Menu: I Left My Heart in San Francisco
Oysters Kirkpatrick (recipe)
We probably wouldn’t have thought to combine ketchup, clarified butter, crispy pancetta and Parmesan on top of a freshly shucked Blue Point Oyster, but apparently in 1900 Chef Ernest Arbogast of The Palace Hotel did in honor of the Hotel Manager, Colonel John C. Kirkpatrick. Sit back and slurp!
Dead Duck Bread
Everyone knows that Boudin’s San Francisco Sourdough is legendary, a staple since 1849 and a culinary feat that can only be created here owing to a combination of killer motherdough and a unique climate, so our meal wouldn’t be complete without an attempt. Why do we call it Dead Duck Bread? Ever see About a Boy? Ya…our first attempt wasn’t that great. Neither were the second, third or fourth attempts…can’t make dough rise to save our lives!
Green Goddess Salad (recipe)
Named after the play, and in honor of the actor George Arliss, The Palace Hotel came up with this dressing combining house made Mayonnaise, sour cream, parsley, scallions, lemon juice, vinegar and anchovies and poured it on a simple bed of lettuce and tomatoes in 1915.
Tadich Grill Cioppino (recipe)
Also in 1900, Cioppino was invented at Alioto’s. Cioppino is what happens when Italian and Portuguese immigrants have infinite access to cheap seafood. A North Beach favorite, we’ve found a recipe for the Cioppino at Tadich Grill, California’s oldest restaurant and nearly oldest business, operating continuously since 1849.
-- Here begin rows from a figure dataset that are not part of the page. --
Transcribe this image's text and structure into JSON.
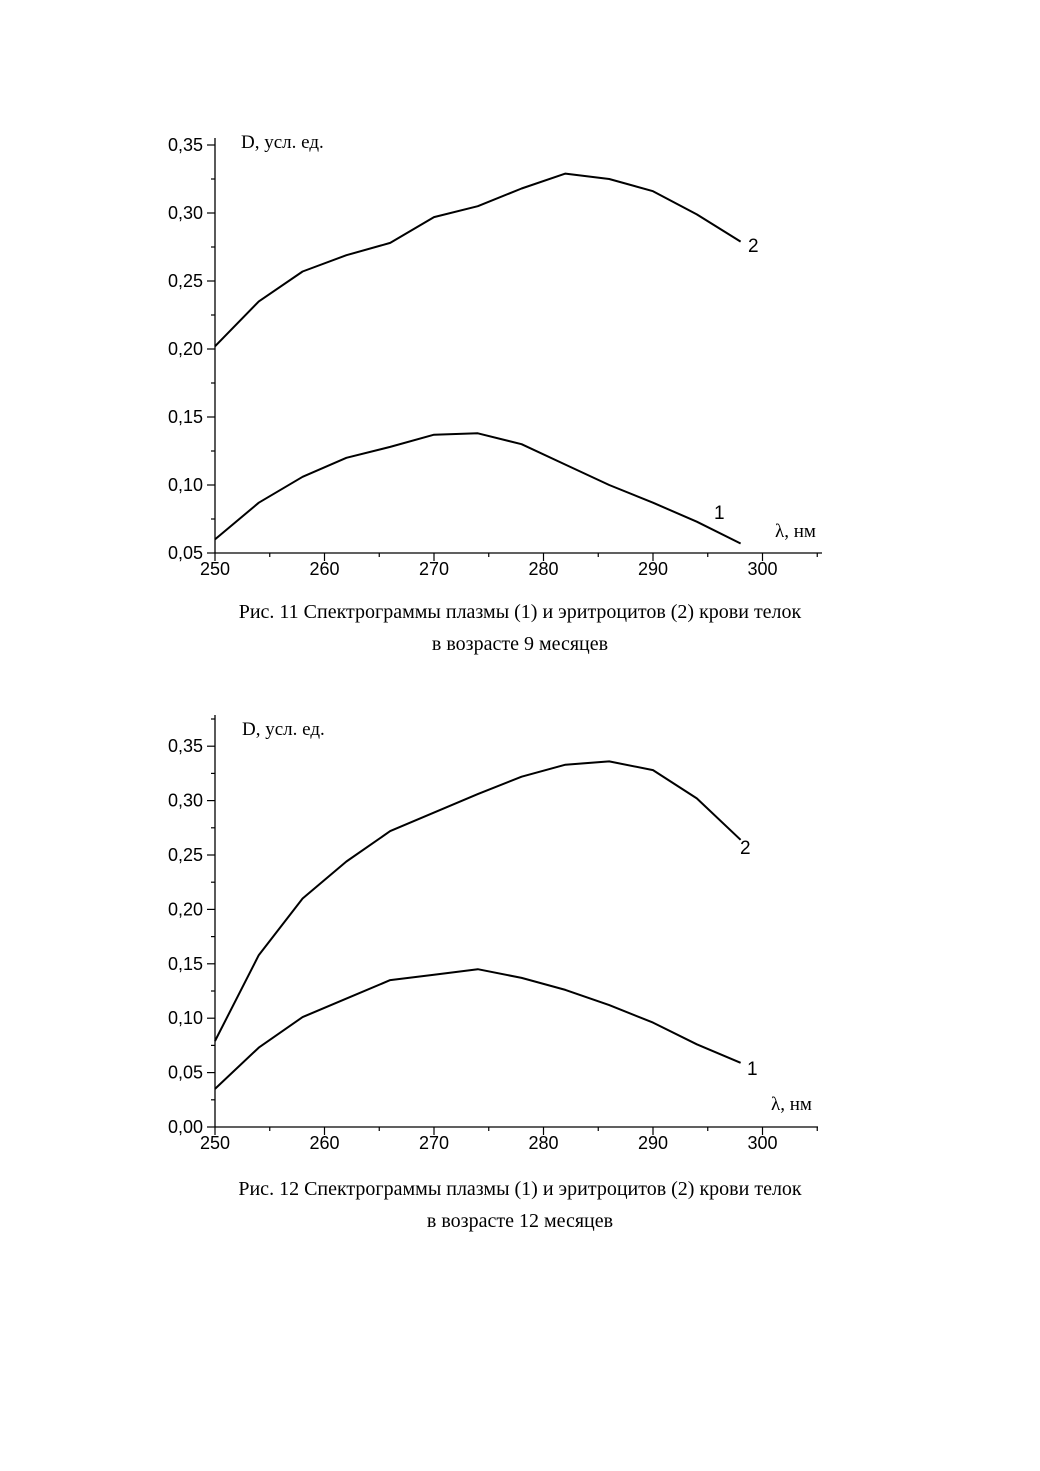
{
  "chart_data": [
    {
      "type": "line",
      "title": "",
      "ylabel": "D, усл. ед.",
      "xlabel": "λ, нм",
      "xlim": [
        250,
        305
      ],
      "ylim": [
        0.05,
        0.35
      ],
      "xticks": [
        "250",
        "260",
        "270",
        "280",
        "290",
        "300"
      ],
      "yticks": [
        "0,05",
        "0,10",
        "0,15",
        "0,20",
        "0,25",
        "0,30",
        "0,35"
      ],
      "series": [
        {
          "name": "1",
          "x": [
            250,
            254,
            258,
            262,
            266,
            270,
            274,
            278,
            282,
            286,
            290,
            294,
            298
          ],
          "y": [
            0.06,
            0.087,
            0.106,
            0.12,
            0.128,
            0.137,
            0.138,
            0.13,
            0.115,
            0.1,
            0.087,
            0.073,
            0.057
          ]
        },
        {
          "name": "2",
          "x": [
            250,
            254,
            258,
            262,
            266,
            270,
            274,
            278,
            282,
            286,
            290,
            294,
            298
          ],
          "y": [
            0.202,
            0.235,
            0.257,
            0.269,
            0.278,
            0.297,
            0.305,
            0.318,
            0.329,
            0.325,
            0.316,
            0.299,
            0.279
          ]
        }
      ],
      "caption": [
        "Рис. 11 Спектрограммы плазмы (1) и эритроцитов (2) крови телок",
        "в возрасте 9 месяцев"
      ]
    },
    {
      "type": "line",
      "title": "",
      "ylabel": "D, усл. ед.",
      "xlabel": "λ, нм",
      "xlim": [
        250,
        305
      ],
      "ylim": [
        0.0,
        0.375
      ],
      "xticks": [
        "250",
        "260",
        "270",
        "280",
        "290",
        "300"
      ],
      "yticks": [
        "0,00",
        "0,05",
        "0,10",
        "0,15",
        "0,20",
        "0,25",
        "0,30",
        "0,35"
      ],
      "series": [
        {
          "name": "1",
          "x": [
            250,
            254,
            258,
            262,
            266,
            270,
            274,
            278,
            282,
            286,
            290,
            294,
            298
          ],
          "y": [
            0.035,
            0.073,
            0.101,
            0.118,
            0.135,
            0.14,
            0.145,
            0.137,
            0.126,
            0.112,
            0.096,
            0.076,
            0.059
          ]
        },
        {
          "name": "2",
          "x": [
            250,
            254,
            258,
            262,
            266,
            270,
            274,
            278,
            282,
            286,
            290,
            294,
            298
          ],
          "y": [
            0.079,
            0.158,
            0.21,
            0.244,
            0.272,
            0.289,
            0.306,
            0.322,
            0.333,
            0.336,
            0.328,
            0.302,
            0.264
          ]
        }
      ],
      "caption": [
        "Рис. 12 Спектрограммы плазмы (1) и эритроцитов (2) крови телок",
        "в возрасте 12 месяцев"
      ]
    }
  ]
}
“The San Francisco Treat.” After listening to an NPR episode back in 2008 describing how a Canadian woman married to an American working at a pasta factory and living with an Armenian immigrant in San Francisco in 1958 came up with the idea of a rice-based quick to make side dish for Americans, we have wanted to try our hand at it. We’ve taken the original recipe (not the boxed stuff), shared in the memoirs of Pailadzo Captanian, the Armenian lady who took the young couple in, rented them a room, and taught the wife to cook.
Celery Victor (recipe)
A simple but flavorful dish; in 1910 Chef Victor Hertler of the St. Francis boiled celery in a variety of chicken, veal and vegetable stocks, cooled and seasoned with herbs, vinegar and olive oil.
Ghirardelli Soft Center Cake (recipe)
In 1849, Domingo Ghirardelli opened his first shop in Stockton, California to sell confections and supplies to miners, but it wasn’t until 1865, and 5 stores later, that someone discovers the a new way to process chocolate, later renamed the “Broma process” in San Francisco where the current Ghirardelli Square still stands. No San Francisco meal would be complete without at least a splash of the world famous chocolate, and we took 60% chocolate bars, melted them with butter, folded them into some whipped eggs, and baked until just solid, but still melty in the middle.
Olive Oil Ice Cream (recipe)
While this dish isn’t world famous yet, San Francisco is famous for Slow, Organic, Natural, Raw, Local, and Whole foods. We took five amazing ingredients; olive oil, heavy cream, half and half, eggs and sugar and created a creamy concoction that celebrates all that is the San Francisco food movement. We think Alice Waters would be proud. Paired with our chocolate cake and a garnish of blackberries, it was positively sinful!